O Continente é responsável por menos de 4% das emissões globais de CO2, sendo assim o que menos contribui para o aquecimento global e o que mais tem sofrido com as alterações climáticas. É também aquele que enfrentará, nos próximos anos, os maiores desafios ao nível da produção de energia, uma vez que a sua população deverá duplicar até 2050.

É necessário travar o avanço do deserto do Sara e investir no chamado “muro verde” para estabilizar o avanço e criar condições para proteger os campos agrícolas. Investir decisivamente na energia renovável e criar cada vez mais parques eólicos como os do Quénia e da Etiópia, assim como promover a energia solar a baixo preço e com tecnologia apropriadas. A África do Sul, Cabo Verde, o Ruanda e a Nigéria também adotaram estratégias nesse sentido.
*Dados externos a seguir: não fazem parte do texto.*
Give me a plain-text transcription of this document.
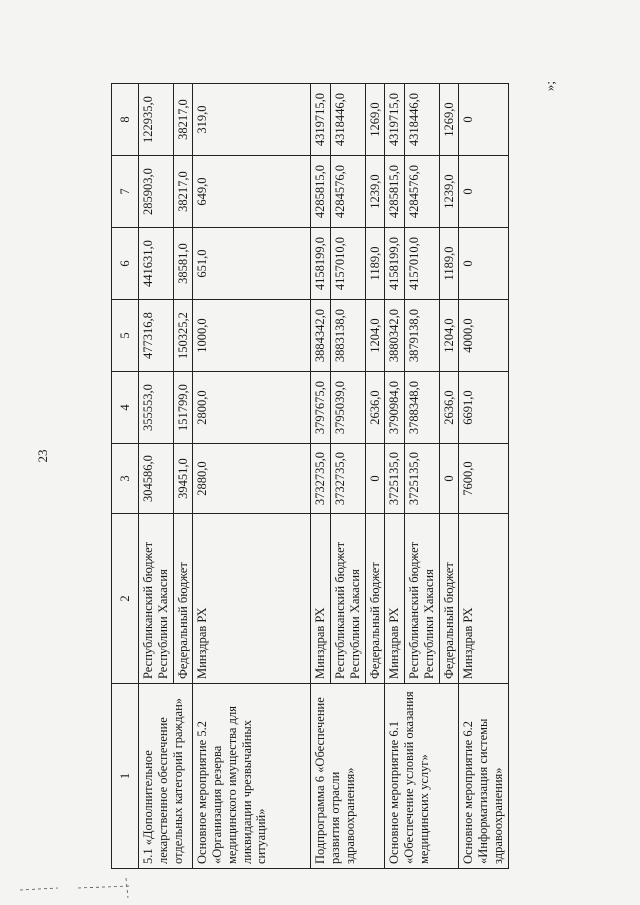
23
1	2	3	4	5	6	7	8
5.1 «Дополнительное лекарственное обеспечение отдельных категорий граждан»	Республиканский бюджет Республики Хакасия	304586,0	355553,0	477316,8	441631,0	285903,0	122935,0
	Федеральный бюджет	39451,0	151799,0	150325,2	38581,0	38217,0	38217,0
Основное мероприятие 5.2 «Организация резерва медицинского имущества для ликвидации чрезвычайных ситуаций»	Минздрав РХ	2880,0	2800,0	1000,0	651,0	649,0	319,0
Подпрограмма 6 «Обеспечение развития отрасли здравоохранения»	Минздрав РХ	3732735,0	3797675,0	3884342,0	4158199,0	4285815,0	4319715,0
	Республиканский бюджет Республики Хакасия	3732735,0	3795039,0	3883138,0	4157010,0	4284576,0	4318446,0
	Федеральный бюджет	0	2636,0	1204,0	1189,0	1239,0	1269,0
Основное мероприятие 6.1 «Обеспечение условий оказания медицинских услуг»	Минздрав РХ	3725135,0	3790984,0	3880342,0	4158199,0	4285815,0	4319715,0
	Республиканский бюджет Республики Хакасия	3725135,0	3788348,0	3879138,0	4157010,0	4284576,0	4318446,0
	Федеральный бюджет	0	2636,0	1204,0	1189,0	1239,0	1269,0
Основное мероприятие 6.2 «Информатизация системы здравоохранения»	Минздрав РХ	7600,0	6691,0	4000,0	0	0	0
»;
O Ruanda, apesar dos efeitos económicos da pandemia, pagou a sua contribuição às Nações Unidas e dá uma grande lição de visão e compromisso, sobretudo aos países industrializados, principais responsáveis pela produção de gases de efeito de estufa, que contribuem para as alterações climáticas, embora as principais vítimas estejam no hemisfério sul e produzam cada vez mais os chamados “refugiados climáticos”.

No entanto, a falta de financiamento continua a ser uma barreira, as energias renováveis ainda não têm os mesmos apoios do que os combustíveis fósseis quando toca a financiamento de projetos estruturantes.

Todas as crises trazem oportunidades. Na recuperação económica pós COVID-19 a resiliência tem que ser inserida nas estratégias, viabilizada nos planos e financiada nos programas orientados para um desenvolvimento sustentável e inclusivo.

O continente africano é rico em fontes de energia renováveis, como são exemplo a eólica e a solar mas gera menos energia solar do que países como o Reino Unido ou a Alemanha, que têm muito menos horas de sol.

Será necessário ir-se para além das palavras e disponibilizar os investimentos para os projetos do sector privado, para que as energias renováveis e a resiliência sejam uma realidade em África.